Diana awakens in Jenny's hotel room, but is skeptical of whether she is experiencing a waking reality or another dream. The women become separated, and Diana experiences further disturbing visions of the young blonde girl, as well as Peck and Paul. Diana awakens again in her disheveled bedroom and is confronted by Oliver and Deborah, who drug her to fall back asleep. Later, Diana is hospitalized and affixed with a brainwave monitor. While astral projecting, Diana looks on as Deborah watches old footage of the young blonde girl in a hospital therapy session—the girl is in fact Jenny during her childhood, shortly before she was sent to live in the United States. In the astral plane, Diana returns to her home and saves Jenny, who has been trapped in a void. The two again become separated, and Jenny relives her repressed childhood trauma: Her widowed father, a violent and abusive artist, tied her to a sculpture in his basement art studio to use as a model. While sharpening a sculpting tool, he ignited a fire with a can of turpentine in which he was burned alive. An adult Jenny, bound to the sculpture, is saved by Diana. The women embrace before fleeing the home together.

Later, Diana and Jenny visit Jenny's father's gravestone, which features a stone cast of her with angel wings. Back in the empty home, which Diana has now put up for sale, an alive Peck and Paul suddenly return.

==Production==
Cokeliss was inspired by Billy Wilder and surrealist films when designing the film's dream sequences.
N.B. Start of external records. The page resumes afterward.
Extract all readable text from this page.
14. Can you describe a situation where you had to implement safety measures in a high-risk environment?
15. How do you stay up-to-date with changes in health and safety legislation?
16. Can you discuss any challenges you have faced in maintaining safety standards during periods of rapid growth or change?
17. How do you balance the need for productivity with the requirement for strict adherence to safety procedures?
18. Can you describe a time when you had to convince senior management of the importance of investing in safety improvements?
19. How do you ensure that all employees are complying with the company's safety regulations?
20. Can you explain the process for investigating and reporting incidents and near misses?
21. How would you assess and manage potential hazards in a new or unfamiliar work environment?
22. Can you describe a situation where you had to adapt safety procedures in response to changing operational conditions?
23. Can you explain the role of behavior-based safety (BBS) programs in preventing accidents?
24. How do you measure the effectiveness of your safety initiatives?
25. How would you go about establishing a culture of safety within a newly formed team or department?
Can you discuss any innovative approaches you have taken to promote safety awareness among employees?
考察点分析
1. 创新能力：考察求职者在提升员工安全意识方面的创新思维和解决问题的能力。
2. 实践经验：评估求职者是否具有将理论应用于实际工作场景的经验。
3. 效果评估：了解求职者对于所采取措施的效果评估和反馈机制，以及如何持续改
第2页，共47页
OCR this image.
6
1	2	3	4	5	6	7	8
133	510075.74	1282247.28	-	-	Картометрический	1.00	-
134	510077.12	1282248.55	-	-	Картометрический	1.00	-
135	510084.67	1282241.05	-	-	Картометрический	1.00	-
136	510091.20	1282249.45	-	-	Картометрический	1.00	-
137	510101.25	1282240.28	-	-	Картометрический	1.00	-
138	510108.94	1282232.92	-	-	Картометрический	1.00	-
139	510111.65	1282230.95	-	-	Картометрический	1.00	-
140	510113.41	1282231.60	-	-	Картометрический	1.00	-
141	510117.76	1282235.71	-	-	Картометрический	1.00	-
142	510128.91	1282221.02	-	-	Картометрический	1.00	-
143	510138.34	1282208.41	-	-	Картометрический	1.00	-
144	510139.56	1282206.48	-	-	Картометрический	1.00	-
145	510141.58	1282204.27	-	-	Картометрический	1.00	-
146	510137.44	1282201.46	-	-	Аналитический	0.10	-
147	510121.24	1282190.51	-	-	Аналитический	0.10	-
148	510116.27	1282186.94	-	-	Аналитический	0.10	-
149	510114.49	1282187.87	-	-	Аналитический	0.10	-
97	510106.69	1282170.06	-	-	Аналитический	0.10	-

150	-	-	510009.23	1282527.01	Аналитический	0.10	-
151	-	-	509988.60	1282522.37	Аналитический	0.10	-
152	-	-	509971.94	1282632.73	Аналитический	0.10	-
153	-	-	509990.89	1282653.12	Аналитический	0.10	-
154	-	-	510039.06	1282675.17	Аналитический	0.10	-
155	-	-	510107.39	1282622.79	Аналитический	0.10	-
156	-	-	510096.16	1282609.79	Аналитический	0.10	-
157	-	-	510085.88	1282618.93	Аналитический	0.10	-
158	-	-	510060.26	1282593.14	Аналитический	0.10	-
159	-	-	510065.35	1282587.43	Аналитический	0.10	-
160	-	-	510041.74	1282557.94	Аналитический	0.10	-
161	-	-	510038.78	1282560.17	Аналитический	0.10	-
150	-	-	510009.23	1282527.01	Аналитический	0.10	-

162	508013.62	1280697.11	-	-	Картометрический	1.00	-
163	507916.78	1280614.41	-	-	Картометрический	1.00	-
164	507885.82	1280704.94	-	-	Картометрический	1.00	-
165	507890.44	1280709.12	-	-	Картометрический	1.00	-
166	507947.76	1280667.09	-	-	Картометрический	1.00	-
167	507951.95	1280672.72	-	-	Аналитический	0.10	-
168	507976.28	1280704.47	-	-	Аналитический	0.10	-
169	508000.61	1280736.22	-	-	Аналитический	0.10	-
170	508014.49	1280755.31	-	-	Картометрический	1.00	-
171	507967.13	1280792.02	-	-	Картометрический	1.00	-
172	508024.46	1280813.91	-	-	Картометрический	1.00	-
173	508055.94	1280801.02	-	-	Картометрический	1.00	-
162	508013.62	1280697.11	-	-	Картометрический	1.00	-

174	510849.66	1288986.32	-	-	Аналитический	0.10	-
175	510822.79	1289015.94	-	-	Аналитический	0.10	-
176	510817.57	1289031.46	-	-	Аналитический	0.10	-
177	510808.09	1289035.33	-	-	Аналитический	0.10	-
The film was shot on a budget of £2 million.

==Release==
The film was released theatrically in England on 14 October 1988.

===Critical response===
The Guardian criticized the film for failing to "follow its own logic," but conceded that the film is "often smartly made, and the special effects are excellent. The pity is that it could have been so much better had it stuck to what it is really about, which is people haunting themselves." The Sydney Morning Herald wrote: "The special effects won't rock your socks but the build-up of suspense and some sudden shocks are guaranteed to hold attention."